Deux réalisateurs pour sept épisodes est une architecture inhabituelle pour une série limitée à ce niveau d’investissement. Nechushtan et Rogaar apportent des rythmes différents au matériau, et le défi de fabrication est de préserver le contrôle de l’information à travers une production où la moitié des épisodes portent une sensibilité de mise en scène différente. Le roman de Noort gère cela par une narration à la première personne : le lecteur ne sait que ce que Karen sait, ce qui permet à l’auteur de contrôler la révélation via la logique de l’attention de Karen. La série externalise cela en un écart entre la connaissance de la caméra et la compréhension du personnage — les réalisateurs doivent contrôler ce que le spectateur voit indépendamment de ce que Karen a traité, créant un espace de suspicion que le scénario peut ensuite refermer à son propre rythme. La précision théâtrale du casting amplifie cette architecture : ce que le groupe interprète les uns pour les autres à table est accessible à la caméra dans des registres que Karen, encore en train d’apprendre à lire ces codes sociaux particuliers, ne peut pas encore décoder complètement.

The Perfect Lie - Netflix
The Perfect Lie. Photo: Netflix

La question que la série ouvre — et qu’elle ne peut, par ses propres prémisses, refermer — est de savoir si l’appartenance à un groupe organisé autour d’une connaissance mutuelle peut être distinguée, à une profondeur suffisante, de l’appartenance à un groupe organisé autour d’une menace mutuelle. Le club de dîner offre à Karen quelque chose qu’elle n’a pas eu depuis son déménagement à Bergen : le sentiment d’être à l’intérieur plutôt qu’à l’extérieur, de savoir à quelle table s’asseoir et quels silences maintenir. Ce qu’il offre réellement, comme elle le comprend progressivement, c’est la même proposition qu’il a faite à tous les autres avant elle : la chance de devenir quelqu’un qui a quelque chose à protéger. La table de dîner est l’endroit où cette offre est faite. Ce que l’incendie qui tue Evert a à voir avec cette offre est la question à laquelle les sept épisodes sont construits pour répondre.

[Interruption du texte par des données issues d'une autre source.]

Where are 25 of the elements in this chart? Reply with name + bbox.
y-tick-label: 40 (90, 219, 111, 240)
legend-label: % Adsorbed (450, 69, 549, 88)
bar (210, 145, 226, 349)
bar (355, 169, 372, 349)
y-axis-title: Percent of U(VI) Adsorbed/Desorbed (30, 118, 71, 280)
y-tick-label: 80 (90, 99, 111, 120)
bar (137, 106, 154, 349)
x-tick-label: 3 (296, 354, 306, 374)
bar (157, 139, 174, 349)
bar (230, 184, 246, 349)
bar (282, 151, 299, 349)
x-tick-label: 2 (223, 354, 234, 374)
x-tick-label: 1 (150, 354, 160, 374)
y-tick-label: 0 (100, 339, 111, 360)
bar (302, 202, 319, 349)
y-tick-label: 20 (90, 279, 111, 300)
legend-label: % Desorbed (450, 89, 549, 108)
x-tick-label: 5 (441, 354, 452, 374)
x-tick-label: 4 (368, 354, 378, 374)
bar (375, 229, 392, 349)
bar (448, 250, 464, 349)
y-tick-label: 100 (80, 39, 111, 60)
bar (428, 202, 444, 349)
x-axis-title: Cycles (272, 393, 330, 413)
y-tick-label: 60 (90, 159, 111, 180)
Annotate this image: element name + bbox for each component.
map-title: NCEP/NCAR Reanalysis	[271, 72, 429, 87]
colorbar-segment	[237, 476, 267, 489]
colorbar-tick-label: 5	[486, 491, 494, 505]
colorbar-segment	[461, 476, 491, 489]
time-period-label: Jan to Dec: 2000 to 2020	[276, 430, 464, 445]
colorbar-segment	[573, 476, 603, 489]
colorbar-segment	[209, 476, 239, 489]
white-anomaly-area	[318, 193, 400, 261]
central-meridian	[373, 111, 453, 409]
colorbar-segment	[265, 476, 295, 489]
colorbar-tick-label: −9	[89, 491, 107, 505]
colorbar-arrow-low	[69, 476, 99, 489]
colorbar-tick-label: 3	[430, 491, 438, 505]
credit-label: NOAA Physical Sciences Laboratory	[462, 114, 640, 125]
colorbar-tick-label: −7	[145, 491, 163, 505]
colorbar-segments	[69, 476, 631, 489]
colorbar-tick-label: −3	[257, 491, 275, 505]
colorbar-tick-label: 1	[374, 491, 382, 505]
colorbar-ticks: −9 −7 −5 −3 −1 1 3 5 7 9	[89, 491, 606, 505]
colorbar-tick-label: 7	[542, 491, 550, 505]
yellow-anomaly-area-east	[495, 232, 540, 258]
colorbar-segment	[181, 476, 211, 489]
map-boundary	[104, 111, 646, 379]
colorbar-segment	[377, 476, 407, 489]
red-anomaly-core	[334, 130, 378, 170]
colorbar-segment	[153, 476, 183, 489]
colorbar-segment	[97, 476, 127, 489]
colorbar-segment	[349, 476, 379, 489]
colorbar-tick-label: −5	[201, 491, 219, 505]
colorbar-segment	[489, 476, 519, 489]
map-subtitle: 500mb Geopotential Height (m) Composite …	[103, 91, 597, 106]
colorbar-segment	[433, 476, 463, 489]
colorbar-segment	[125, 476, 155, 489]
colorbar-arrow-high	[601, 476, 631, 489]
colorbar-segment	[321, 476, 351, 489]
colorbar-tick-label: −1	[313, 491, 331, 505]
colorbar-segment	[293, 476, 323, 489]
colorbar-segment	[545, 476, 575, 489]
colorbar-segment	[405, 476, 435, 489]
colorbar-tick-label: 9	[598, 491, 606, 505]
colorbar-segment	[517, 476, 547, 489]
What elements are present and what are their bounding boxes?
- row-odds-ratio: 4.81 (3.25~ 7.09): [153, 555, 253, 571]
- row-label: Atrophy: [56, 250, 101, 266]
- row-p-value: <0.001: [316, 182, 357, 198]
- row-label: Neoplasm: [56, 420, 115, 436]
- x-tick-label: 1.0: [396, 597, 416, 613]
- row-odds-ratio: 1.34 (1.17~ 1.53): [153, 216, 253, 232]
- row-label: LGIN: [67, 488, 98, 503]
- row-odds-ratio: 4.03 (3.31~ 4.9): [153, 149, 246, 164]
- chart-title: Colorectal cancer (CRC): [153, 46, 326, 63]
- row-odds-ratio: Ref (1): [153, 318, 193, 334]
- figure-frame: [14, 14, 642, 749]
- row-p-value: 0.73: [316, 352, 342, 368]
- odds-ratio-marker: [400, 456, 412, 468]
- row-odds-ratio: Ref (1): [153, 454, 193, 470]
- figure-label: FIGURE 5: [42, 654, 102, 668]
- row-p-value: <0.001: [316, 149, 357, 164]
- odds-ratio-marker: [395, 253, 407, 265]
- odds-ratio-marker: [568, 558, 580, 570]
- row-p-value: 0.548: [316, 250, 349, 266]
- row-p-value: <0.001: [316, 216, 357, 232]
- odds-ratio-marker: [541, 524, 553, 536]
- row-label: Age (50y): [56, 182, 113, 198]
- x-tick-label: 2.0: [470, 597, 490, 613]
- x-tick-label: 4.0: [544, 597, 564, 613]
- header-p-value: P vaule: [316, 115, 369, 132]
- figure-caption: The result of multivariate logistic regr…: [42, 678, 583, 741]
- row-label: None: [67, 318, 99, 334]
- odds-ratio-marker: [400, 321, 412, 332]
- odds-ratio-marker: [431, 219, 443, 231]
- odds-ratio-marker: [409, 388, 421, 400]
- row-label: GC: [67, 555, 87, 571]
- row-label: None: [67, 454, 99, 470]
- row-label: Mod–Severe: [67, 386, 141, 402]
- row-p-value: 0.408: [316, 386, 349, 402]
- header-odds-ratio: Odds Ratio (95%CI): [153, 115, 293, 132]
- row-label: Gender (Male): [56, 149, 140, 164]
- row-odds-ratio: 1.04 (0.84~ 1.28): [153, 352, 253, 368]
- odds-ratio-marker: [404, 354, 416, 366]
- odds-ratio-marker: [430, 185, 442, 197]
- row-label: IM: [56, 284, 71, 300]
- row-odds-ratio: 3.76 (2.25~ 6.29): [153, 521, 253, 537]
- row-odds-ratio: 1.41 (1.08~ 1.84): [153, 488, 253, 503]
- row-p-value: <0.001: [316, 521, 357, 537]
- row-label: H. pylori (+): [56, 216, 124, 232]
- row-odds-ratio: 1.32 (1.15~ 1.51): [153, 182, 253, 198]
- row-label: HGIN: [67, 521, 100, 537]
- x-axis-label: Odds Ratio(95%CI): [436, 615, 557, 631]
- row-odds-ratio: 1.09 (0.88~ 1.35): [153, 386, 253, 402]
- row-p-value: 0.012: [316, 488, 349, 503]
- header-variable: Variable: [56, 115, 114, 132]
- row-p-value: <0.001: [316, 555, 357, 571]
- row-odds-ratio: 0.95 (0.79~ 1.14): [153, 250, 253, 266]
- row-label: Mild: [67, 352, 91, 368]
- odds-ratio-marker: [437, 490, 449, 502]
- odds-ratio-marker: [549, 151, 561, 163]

The Perfect Lie sera lancé mondialement sur Netflix le 10 septembre 2026. Cette série limitée en sept épisodes est adaptée par Dorien Goertzen (scénariste en chef) et Jop Esmeijer du roman néerlandais De Eetclub de Saskia Noort (2007), avec une réalisation signée Dana Nechushtan et Margien Rogaar. Elle est produite par Fiction Valley, avec Jacqueline de Goeij et Annemieke van Vliet comme productrices. Loes Haverkort mène une distribution qui comprend Remko Vrijdag, Rifka Lodeizen, Noortje Herlaar, Edwin Jonker, Charlie-Chan Dagelet, Matthijs van de Sande Bakhuyzen et Teun Luijkx.